Charles Banta II, M.D., of Northpark Orthopaedics, PA and on the medical staff at Texas Health Presbyterian Hospital Dallas, was there for Ray’s initial back surgery (a microdiscectomy), then for a lumbar decompression procedure for cervical stenosis, and again when Ray needed lumbar decompression surgery and fusion in October 2014. Most recently, it was a stiff neck and recurring headaches caused by his cervical stenosis and continued spinal degeneration that prompted Ray to visit with Dr. Banta.
“Ray was a paratrooper in the service,” Jean said. “Years of jumping out of planes has led to ongoing back issues. He was dropping things a lot and always stiff in the neck and back. We knew it was time to do something.”

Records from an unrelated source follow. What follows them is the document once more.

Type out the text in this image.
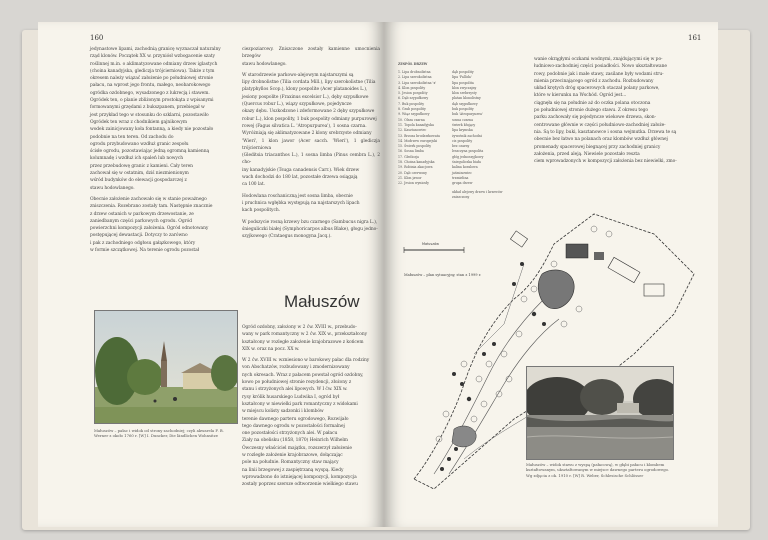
160

jedynastowe lipami, zachodnią granicę wyznaczał naturalny

rząd klonów. Początek XX w. przyniósł wzbogacenie szaty

roślinnej m.in. o aklimatyzowane odmiany drzew iglastych

(choina kanadyjska, glediczja trójcierniowa). Także z tym

okresem należy wiązać założenie po południowej stronie

pałacu, na wprost jego frontu, małego, neobarokowego

ogródka ozdobnego, wysadzonego z lukrecją i stawem.

Ogródek ten, o planie zbliżonym prostokąta z wpisanymi

formowanymi grzędami z bukszpanem, przebiegał w

jest przykład tego w stosunku do szklarni, pozostawiło

Ogródek ten wraz z chodnikiem gajnikowym

wodek zainicjowany koła fontanną, a kiedy nie pozostało

podobnie na ten teren. Od zachodu do

ogrodu przybudowano wzdłuż granic zespołu

ścisłe ogrodu, pozostawiając jedną ogromną kamienną

kolumnadę i wzdłuż ich spaleń lub nowych

przez przebudowę granic z kamieni. Cały teren

zachował się w ostatnim, dziś niezmienionym

wśród budynków do elewacji gospodarczej z

stawu hodowlanego.

Obecnie założenie zachowało się w stanie poważnego

zniszczenia. Rozebrano zostały tam. Następnie znacznie

z drzew ostanich w parkowym drzewostanie, ze

zaniedbanym części parkowych ogrodu. Ogród

powierzchni kompozycji założenia. Ogród odnotowany

postępującej dewastacji. Dotyczy to zarówno

i pak z zachodniego odgłosu gałązkowego, który

w formie szczątkowej. Na terenie ogrodu pozostał

ciezpoziarowy. Zniszczone zostały kamienne umocnienia brzegów

stawu hodowlanego.

W starodrzewie parkowo-alejowym najstarszymi są

lipy drobnolistne (Tilia cordata Mill.), lipy szerokolistne (Tilia

platyphyllos Scop.), klony pospolite (Acer platanoides L.),

jesiony pospolite (Fraxinus excelsior L.), dęby szypułkowe

(Quercus robur L.), wiązy szypułkowe, pojedyncze

okazy dębu. Uszkodzone i zdeformowane 2 dęby szypułkowe

robur L.), klon pospolity, 1 buk pospolity odmiany purpurowej

rowej (Fagus silvatica L. 'Atropurpurea'), 1 sosna czarna.

Wyróżniają się aklimatyzowane 2 klony srebrzyste odmiany

'Wieri', 1 klon jawor (Acer sacch. 'Wieri'), 1 glediczja trójcierniowa

(Gleditsia triacanthos L.), 1 sosna limba (Pinus cembra L.), 2 cho-

iny kanadyjskie (Tsuga canadensis Carr.). Wiek drzew

wach dochodzi do 180 lat, pozostałe drzewa osiągają

ca 100 lat.

Hodowlana roschaniczną jest sosna limba, obecnie

i pruchnica wgłębka występują na najstarszych lipach

kach pospolitych.

W podszycie rosną krzewy bzu czarnego (Sambucus nigra L.),

śnieguliczki białej (Symphoricarpos albus Blake), głogu jedno-

szyjkowego (Crataegus monogyna Jacq.).

Małuszów

Ogród ozdobny, założony w 2 ćw. XVIII w., przebudo-

wany w park romantyczny w 2 ćw. XIX w., przekształcony

kształcony w rozległe założenie krajobrazowe z końcem

XIX w. oraz na pocz. XX w.

W 2 ćw. XVIII w. wzniesiono w barokowy pałac dla rodziny

von Abschatzów, rozbudowany i zmodernizowany

nych okresach. Wraz z pałacem powstał ogród ozdobny,

kowo po południowej stronie rezydencji, złożony z

stanu i strzyżonych alei lipowych. W I ćw. XIX w.

rysy królik husarskiego Ludwika I, ogród był

kształcony w niewielki park romantyczny z widokami

w miejscu kolisty sadzonki i klombów

terenie dawnego parteru ogrodowego, Rozwijało

tego dawnego ogrodu w pozostałości formalnej

one pozostałości strzyżonych alei. W pałacu

Ziały na obelisku (1858, 1870) Heinrich Wilhelm

Ówczesny właściciel majątku, rozszerzył założenie

w rozległe założenie krajobrazowe, dołączając

pole na południe. Romantyczny staw mający

na linii brzegowej z zaspiętrzaną wyspą. Kiedy

wprowadzono do istniejącej kompozycji, kompozycja

zostały poprzez szersze odtworzenie wielkiego stawu

Małuszów – pałac i widok od strony zachodniej; czyli akwarela F. B. Werner z około 1760 r. [W] I. Duncker, Die ländlichen Wohnsitze
161
ZESPÓŁ DRZEW

1. Lipa drobnolistna

2. Lipa szerokolistna

3. Lipa szerokolistna 'x'

4. Klon pospolity

5. Jesion pospolity

6. Dąb szypułkowy

7. Buk pospolity

8. Grab pospolity

9. Wiąz szypułkowy

10. Olsza czarna

11. Topola kanadyjska

12. Kasztanowiec

13. Brzoza brodawkowata

14. Modrzew europejski

15. Świerk pospolity

16. Sosna limba

17. Glediczja

18. Choina kanadyjska

19. Robinia akacjowa

20. Dąb czerwony

21. Klon jawor

22. Jesion wyniosły

dąb pospolity

lipa 'Pallida'

lipa pospolita

klon zwyczajny

klon srebrzysty

platan klonolistny

dąb szypułkowy

buk pospolity

buk 'Atropurpurea'

sosna czarna

świerk kłujący

lipa krymska

żywotnik zachodni

cis pospolity

bez czarny

leszczyna pospolita

głóg jednoszyjkowy

śnieguliczka biała

kalina koralowa

jaśminowiec

trzmielina

grupa drzew

układ alejowy drzew i krzewów zniszczony

wanie okrągłymi oczkami wodnymi, znajdującymi się w po-

łudniowo-zachodniej części posiadłości. Nowo ukształtowane

rowy, podobnie jak i małe stawy, zasilane były wodami stru-

mienia przecinającego ogród z zachodu. Rozbudowany

układ krętych dróg spacerowych otaczał polany parkowe,

które w kierunku na Wschód. Ogród jest...

ciągnęła się na południe aż do oczka polana otoczona

po południowej stronie dużego stawu. Z okresu tego

parku zachowały się pojedyncze wiekowe drzewa, skon-

centrowane głównie w części południowo-zachodniej założe-

nia. Są to lipy, buki, kasztanowce i sosna wejmutka. Drzewa te są

obecnie bez łatwo na polanach oraz klombów wzdłuż głównej

promenady spacerowej biegnącej przy zachodniej granicy

założenia, przed aleją. Niewiele pozostało reszta

ciem wprowadzonych w kompozycji założenia bez niewielki, zmo-

Małuszów
Małuszów – plan sytuacyjny, stan z 1999 r.
Małuszów – widok stawu z wyspą (pałacową), w głębi pałacu i klombem kształtowanym, ukształtowanym w miejsce dawnego parteru ogrodowego. Wg zdjęcia z ok. 1910 r. [W] R. Weber, Schlesische Schlösser
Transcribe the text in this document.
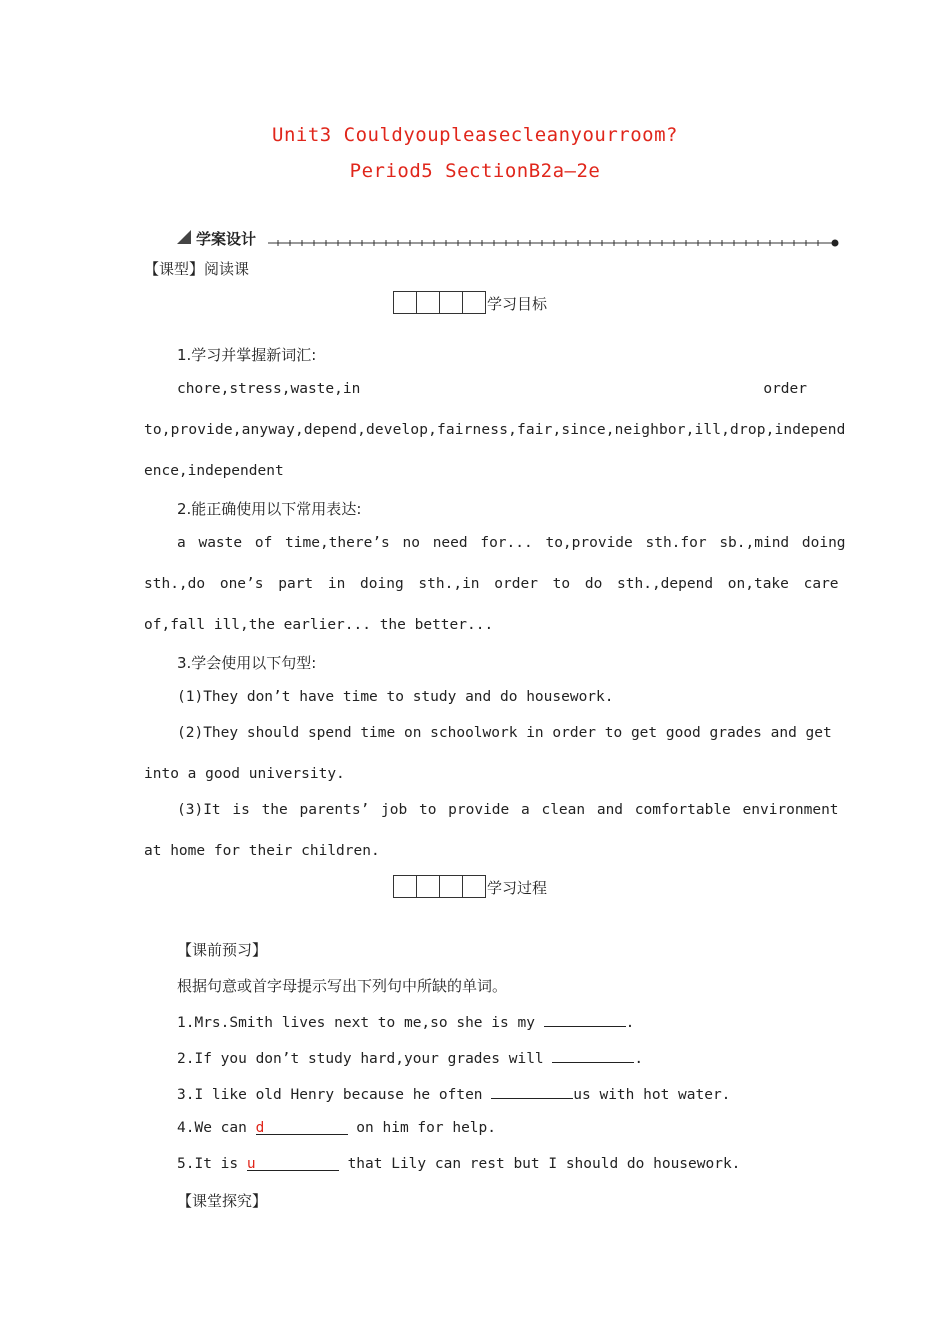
Unit3 Couldyoupleasecleanyourroom?
Period5 SectionB2a—2e
学案设计
【课型】阅读课
学习目标
1.学习并掌握新词汇:
chore,stress,waste,in	order
to,provide,anyway,depend,develop,fairness,fair,since,neighbor,ill,drop,independ
ence,independent
2.能正确使用以下常用表达:
a waste of time,there’s no need for... to,provide sth.for sb.,mind doing
sth.,do one’s part in doing sth.,in order to do sth.,depend on,take care
of,fall ill,the earlier... the better...
3.学会使用以下句型:
(1)They don’t have time to study and do housework.
(2)They should spend time on schoolwork in order to get good grades and get
into a good university.
(3)It is the parents’ job to provide a clean and comfortable environment
at home for their children.
学习过程
【课前预习】
根据句意或首字母提示写出下列句中所缺的单词。
1.Mrs.Smith lives next to me,so she is my	.
2.If you don’t study hard,your grades will	.
3.I like old Henry because he often	us with hot water.
4.We can d	on him for help.
5.It is u	that Lily can rest but I should do housework.
【课堂探究】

“The symptoms Ray was experiencing were a result of nerve compression, or pinched nerves, caused by years of wear and tear,” explained Dr. Banta. “When neck and lower back pain along with other symptoms are the result of nerve compression, the best way to relieve the pressure and alleviate the symptoms is to perform surgery. In this case, a posterior lumbar decompression and instrumented fusion procedure was performed through an incision in Ray’s back to give the nerve roots more space and to provide a stable environment for healing.”
The four-hour procedure was performed on a Monday. Ray was up and walking the next morning and home that Thursday. He will remain in a back brace for two months to keep him fairly immobile, but Ray doesn’t mind. He is thankful for the care he’s received for many years from his trusted orthopaedic doctor and from the employees at Texas Health Dallas.
Ray’s wife remembers the most recent hospital stay more than him, and she had this to say about the support the Burke’s received:
“The team at the nurses’ station on the fourth floor in the Hamon Building provided extra-special care. Wanda called me by name and made me smile when she talked. She even helped me on the computer so I would know what medications to get for Ray and understand how to track his recuperation and care. Josh Tippy took Ray on walks and got to be a good support person for him. If something was needed, it was immediately addressed and everyone pitched in. Social worker Kathryn Leonard and nursing supervisor Karen Hogg were also great.”
“I know the care Ray got wasn’t just for him. I believe everyone gets the same great treatment. We felt very comfortable at Texas Health Dallas,” Jean added.